1999.01.04 16:40 "Re: Opening to page "x" in a multi-page TIFF file?", by Mark Knibbs
You might want to convert the pages to pdf since Acrobat Reader supports opening on a specific page - even opening to a specific view (zoom level and such)
Also PDF supports most common data formats found inside tiff files (such as ccitt g4) so normally decompression is not needed to convert to pdf.
If for any reason you want to publish these on the web, Acrobat Reader is one of the few viewers available on most platforms.
IMO using PDF for scanned documents is a really bad idea, for several reasons.
The P in PDF supposedly stands for portable, but could be more accurate if it stood for proprietary. The main problem with using PDF as a file format for scanned documents is that users who do not use a platform for which Adobe provide Acrobat Reader are unable to view the document.
PDF certainly has its uses, but for scanned -- as opposed to structured -- documents, it is unnecessary overkill.
PDF is a very large, complex file format, meaning that PDF viewers are necessarily large and resource-hungry. Freely-available third-party viewers like Ghostscript and xpdf can not cope with all PDF files. Only relatively modern computers can run PDF viewers at all.
Contrast this with bitmap image file formats; if a viewer supports GIF or TIFF G4 (say), then it *will* display images using that file format.
For example, there is no Acrobat Reader for the OS I use. Ghostscript (free PostScript/PDF interpreter) does exist for it. I recently downloaded a large scanned document in PDF format from a web page. Sadly Ghostscript chokes on this file, and so I cannot view it.
TIFF G4 is a standard format, and free viewers exist for almost all platforms -- if not, free source is available in the libtiff package to convert to other file formats. TIFF G4 is widely used in document imaging applications; for example the US Patent Office use this file format. Thus TIFF G4 files are easily integrated into document management systems such as the free NIH DocView software (which BTW you should check out if you want to manage a collection of TIFF scanned documents).
Moreover, using a "pure" image file format rather than PDF allows the user to use an image-processing or printing program, and their own choice of viewing software. Apparently some printers can accept TIFF files directly, so printing may just be a matter of copying the TIFF file to a printer.
Here are some examples of free TIFF image viewers. Let me know if you want URLs for any of these. Most or all of these support multi-page TIFF files. There are probably lots more viewers which I do not know of.
For Windows 3.x/95/98/NT (Acrobat Reader may not run on low-end machines):
- NIH DocView
- Infothek DocView (http://www.informatik.com/) -- this uses greyscales to antialias when viewing at less than 100% scale.
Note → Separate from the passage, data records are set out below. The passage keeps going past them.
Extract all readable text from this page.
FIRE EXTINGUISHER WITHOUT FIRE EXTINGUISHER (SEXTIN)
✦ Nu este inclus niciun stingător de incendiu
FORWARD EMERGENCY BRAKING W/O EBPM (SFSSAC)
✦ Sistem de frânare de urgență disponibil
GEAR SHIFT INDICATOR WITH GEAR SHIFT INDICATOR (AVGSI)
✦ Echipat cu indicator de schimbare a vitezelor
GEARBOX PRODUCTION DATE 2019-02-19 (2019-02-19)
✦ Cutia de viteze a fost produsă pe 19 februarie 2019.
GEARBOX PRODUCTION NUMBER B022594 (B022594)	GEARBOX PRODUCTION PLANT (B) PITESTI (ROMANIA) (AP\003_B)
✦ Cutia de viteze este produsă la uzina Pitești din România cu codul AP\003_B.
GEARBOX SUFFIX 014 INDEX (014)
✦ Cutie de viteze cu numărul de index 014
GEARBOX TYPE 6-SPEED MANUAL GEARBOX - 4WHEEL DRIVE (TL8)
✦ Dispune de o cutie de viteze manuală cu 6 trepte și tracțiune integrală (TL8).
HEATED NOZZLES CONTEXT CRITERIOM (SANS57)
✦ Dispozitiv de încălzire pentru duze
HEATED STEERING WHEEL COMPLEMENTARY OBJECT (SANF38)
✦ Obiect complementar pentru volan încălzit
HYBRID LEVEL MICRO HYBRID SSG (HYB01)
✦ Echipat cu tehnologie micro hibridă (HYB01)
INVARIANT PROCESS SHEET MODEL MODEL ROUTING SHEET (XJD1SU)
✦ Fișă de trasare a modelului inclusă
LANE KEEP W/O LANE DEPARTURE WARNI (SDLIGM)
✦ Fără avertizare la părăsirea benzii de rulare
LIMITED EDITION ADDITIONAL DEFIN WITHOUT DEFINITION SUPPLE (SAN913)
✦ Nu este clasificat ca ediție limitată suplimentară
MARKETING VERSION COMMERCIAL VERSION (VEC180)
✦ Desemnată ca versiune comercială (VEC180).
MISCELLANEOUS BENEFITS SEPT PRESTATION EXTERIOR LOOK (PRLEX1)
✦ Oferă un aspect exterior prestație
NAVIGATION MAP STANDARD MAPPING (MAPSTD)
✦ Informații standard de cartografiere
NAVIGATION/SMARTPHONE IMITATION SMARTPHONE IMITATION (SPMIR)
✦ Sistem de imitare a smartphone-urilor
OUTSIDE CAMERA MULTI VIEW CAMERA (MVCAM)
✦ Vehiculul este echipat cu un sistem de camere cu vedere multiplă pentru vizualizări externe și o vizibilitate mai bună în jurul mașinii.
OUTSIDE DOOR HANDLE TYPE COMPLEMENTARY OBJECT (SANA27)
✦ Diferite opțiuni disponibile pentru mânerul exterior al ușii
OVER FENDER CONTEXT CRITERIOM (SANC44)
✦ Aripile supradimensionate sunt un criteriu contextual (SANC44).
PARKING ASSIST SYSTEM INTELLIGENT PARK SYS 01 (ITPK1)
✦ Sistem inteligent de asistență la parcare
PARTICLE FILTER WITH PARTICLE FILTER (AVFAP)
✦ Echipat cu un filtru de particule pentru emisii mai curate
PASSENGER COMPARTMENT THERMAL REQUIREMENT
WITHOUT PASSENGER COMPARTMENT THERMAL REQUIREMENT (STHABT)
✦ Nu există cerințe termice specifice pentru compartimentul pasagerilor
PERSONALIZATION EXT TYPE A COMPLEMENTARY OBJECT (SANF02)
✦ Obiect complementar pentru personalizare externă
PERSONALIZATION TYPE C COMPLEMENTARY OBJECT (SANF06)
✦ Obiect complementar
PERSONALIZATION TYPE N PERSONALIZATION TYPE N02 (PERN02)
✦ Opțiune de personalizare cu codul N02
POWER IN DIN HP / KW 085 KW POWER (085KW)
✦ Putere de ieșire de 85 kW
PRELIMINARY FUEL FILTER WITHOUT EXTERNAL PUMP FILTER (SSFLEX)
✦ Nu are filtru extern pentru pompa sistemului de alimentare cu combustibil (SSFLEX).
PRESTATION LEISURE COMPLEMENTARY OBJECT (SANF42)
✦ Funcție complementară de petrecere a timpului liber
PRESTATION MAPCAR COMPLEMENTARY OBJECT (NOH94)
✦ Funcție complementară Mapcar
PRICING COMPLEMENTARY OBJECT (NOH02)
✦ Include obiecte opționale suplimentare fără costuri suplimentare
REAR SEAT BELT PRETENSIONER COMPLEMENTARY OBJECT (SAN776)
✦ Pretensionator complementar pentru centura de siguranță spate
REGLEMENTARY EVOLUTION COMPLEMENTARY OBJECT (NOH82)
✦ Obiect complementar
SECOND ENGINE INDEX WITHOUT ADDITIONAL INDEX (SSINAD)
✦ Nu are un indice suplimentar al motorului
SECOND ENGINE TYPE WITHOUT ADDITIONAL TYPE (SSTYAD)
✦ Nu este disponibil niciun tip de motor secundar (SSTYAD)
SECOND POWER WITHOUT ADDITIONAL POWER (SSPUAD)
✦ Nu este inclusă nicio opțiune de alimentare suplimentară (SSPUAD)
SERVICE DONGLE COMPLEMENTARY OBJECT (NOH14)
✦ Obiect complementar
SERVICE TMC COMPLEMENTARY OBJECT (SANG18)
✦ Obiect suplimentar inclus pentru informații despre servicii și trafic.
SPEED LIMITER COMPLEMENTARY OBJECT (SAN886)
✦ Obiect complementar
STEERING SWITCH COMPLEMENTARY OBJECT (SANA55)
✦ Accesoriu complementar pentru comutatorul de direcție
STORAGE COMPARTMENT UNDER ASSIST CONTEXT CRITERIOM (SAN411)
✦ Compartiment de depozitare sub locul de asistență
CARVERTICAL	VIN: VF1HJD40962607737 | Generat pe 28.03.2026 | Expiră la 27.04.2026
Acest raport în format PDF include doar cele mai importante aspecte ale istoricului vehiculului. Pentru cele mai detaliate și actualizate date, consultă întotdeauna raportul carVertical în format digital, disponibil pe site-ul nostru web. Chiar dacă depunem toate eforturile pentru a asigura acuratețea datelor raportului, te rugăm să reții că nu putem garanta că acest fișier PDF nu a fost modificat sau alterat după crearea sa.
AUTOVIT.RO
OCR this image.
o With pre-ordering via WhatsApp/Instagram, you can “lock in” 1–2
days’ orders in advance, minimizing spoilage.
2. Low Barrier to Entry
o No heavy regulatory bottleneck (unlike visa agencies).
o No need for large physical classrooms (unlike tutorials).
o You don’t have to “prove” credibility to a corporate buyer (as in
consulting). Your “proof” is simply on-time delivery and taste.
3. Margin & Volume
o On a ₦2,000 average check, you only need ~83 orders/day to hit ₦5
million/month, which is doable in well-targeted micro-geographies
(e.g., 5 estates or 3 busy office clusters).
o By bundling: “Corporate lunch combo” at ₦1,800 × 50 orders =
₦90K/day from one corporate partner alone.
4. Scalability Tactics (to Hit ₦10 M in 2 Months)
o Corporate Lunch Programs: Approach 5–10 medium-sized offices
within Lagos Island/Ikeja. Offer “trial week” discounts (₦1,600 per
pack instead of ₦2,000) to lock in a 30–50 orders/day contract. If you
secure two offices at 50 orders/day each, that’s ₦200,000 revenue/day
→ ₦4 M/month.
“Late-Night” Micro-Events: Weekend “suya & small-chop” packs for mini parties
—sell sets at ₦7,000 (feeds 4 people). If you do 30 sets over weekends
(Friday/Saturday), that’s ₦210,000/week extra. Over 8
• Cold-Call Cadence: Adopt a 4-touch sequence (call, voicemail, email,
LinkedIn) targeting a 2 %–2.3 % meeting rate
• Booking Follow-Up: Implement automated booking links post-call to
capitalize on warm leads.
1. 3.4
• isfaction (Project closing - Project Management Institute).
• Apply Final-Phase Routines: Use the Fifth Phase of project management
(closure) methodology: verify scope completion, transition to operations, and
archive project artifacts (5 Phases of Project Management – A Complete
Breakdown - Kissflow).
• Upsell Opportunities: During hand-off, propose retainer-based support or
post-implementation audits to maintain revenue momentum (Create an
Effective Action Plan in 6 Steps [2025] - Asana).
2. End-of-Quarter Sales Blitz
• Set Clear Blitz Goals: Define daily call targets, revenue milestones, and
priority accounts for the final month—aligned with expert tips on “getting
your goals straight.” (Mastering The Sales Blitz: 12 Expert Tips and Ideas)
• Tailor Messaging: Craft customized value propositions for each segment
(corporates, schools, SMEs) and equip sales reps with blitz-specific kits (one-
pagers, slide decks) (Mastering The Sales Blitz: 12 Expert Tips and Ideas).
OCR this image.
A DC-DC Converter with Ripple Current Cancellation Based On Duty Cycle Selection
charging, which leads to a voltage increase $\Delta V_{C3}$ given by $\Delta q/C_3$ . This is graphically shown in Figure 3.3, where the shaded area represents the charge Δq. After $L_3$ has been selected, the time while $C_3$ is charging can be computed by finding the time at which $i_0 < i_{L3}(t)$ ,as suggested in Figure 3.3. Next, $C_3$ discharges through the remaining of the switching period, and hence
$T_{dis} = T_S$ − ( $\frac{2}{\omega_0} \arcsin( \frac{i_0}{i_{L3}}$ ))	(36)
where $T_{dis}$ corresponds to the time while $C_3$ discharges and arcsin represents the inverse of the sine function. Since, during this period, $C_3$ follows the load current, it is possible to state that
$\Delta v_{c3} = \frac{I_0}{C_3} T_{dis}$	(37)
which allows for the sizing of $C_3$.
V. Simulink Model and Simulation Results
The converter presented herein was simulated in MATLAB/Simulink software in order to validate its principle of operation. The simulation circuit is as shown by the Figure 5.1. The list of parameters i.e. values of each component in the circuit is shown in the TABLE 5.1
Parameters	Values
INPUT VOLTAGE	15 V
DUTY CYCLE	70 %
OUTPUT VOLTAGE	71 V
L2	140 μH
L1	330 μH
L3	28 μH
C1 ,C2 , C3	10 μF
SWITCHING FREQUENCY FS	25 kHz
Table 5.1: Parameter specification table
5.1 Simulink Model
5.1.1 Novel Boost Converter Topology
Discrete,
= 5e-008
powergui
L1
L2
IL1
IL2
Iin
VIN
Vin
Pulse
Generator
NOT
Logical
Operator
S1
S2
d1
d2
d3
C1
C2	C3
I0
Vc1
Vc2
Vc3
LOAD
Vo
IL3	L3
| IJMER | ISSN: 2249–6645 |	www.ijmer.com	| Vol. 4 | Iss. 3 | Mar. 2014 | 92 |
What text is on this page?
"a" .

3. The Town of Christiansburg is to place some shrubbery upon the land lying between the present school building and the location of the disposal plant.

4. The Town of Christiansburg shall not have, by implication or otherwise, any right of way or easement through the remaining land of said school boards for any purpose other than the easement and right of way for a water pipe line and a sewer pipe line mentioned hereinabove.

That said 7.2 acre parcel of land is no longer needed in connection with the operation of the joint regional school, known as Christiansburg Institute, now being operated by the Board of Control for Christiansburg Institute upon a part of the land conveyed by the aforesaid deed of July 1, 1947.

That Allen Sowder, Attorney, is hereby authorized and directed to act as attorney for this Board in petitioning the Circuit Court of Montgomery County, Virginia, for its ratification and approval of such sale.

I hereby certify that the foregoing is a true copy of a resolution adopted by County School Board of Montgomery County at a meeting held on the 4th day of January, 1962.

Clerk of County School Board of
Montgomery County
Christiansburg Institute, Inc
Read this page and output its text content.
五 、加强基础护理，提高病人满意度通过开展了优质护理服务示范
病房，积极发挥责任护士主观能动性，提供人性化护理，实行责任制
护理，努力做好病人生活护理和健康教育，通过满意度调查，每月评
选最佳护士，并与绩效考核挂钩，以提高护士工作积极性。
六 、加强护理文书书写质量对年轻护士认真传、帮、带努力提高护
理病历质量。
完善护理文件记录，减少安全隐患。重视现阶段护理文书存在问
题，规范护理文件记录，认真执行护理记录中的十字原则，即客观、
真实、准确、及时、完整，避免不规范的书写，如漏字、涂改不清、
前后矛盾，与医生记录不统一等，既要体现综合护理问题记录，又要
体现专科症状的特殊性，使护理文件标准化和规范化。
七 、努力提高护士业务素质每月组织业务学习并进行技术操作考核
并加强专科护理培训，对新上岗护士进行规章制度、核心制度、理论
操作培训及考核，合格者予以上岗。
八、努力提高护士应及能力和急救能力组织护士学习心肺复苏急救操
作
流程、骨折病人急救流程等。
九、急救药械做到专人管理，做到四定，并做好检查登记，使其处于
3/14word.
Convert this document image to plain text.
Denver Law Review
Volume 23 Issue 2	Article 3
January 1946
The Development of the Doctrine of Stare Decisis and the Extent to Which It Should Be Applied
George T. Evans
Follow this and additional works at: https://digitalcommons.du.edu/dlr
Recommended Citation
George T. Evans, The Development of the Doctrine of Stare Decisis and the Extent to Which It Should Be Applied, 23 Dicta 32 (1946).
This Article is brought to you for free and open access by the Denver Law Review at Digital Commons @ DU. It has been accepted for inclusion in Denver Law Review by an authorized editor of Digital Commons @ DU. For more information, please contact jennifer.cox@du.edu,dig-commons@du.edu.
Even at 25% on a 640x480 screen, text of US Patent documents is legible, with the full printed width visible at once.
- OptiView (http://www.optipat.com/)
- castiff (http://www.cas.org/)
For Windows 95/98/NT:
- Wang/Kodak's Imaging software comes with Windows 95/98/NT. You can use this to scan documents into TIFF G4 files, as well as to view TIFF G4 files.
For Macintosh (Acrobat Reader will not run on low-end machines):
- GraphicConverter can view, print and convert to other file formats
- castiff (http://www.cas.org/)
For UNIX/NetBSD etc. (Acrobat Reader probably not available):
- ImageMagick (http://www.wizards.dupont.com/cristy/ImageMagick.html)
- xv (http://www.trilon.com/xv/xv.html)
(both these programs use libtiff)
For Amiga (Acrobat Reader not available):
- SViewII can convert to IFF-ILBM, a common file format on the Amiga
- Studio Professional (commercial) can print.
There are several free TIFF browser plugins for Netscape and IE, so viewing TIFF images from within a web browser is no more difficult than installing the Acrobat Reader plugin. I did a web search for free TIFF plugins, and there are quite a few. Maybe it would be a good idea to include links to these on web pages containing TIFF files, for people with "mainstream" computers and browsers.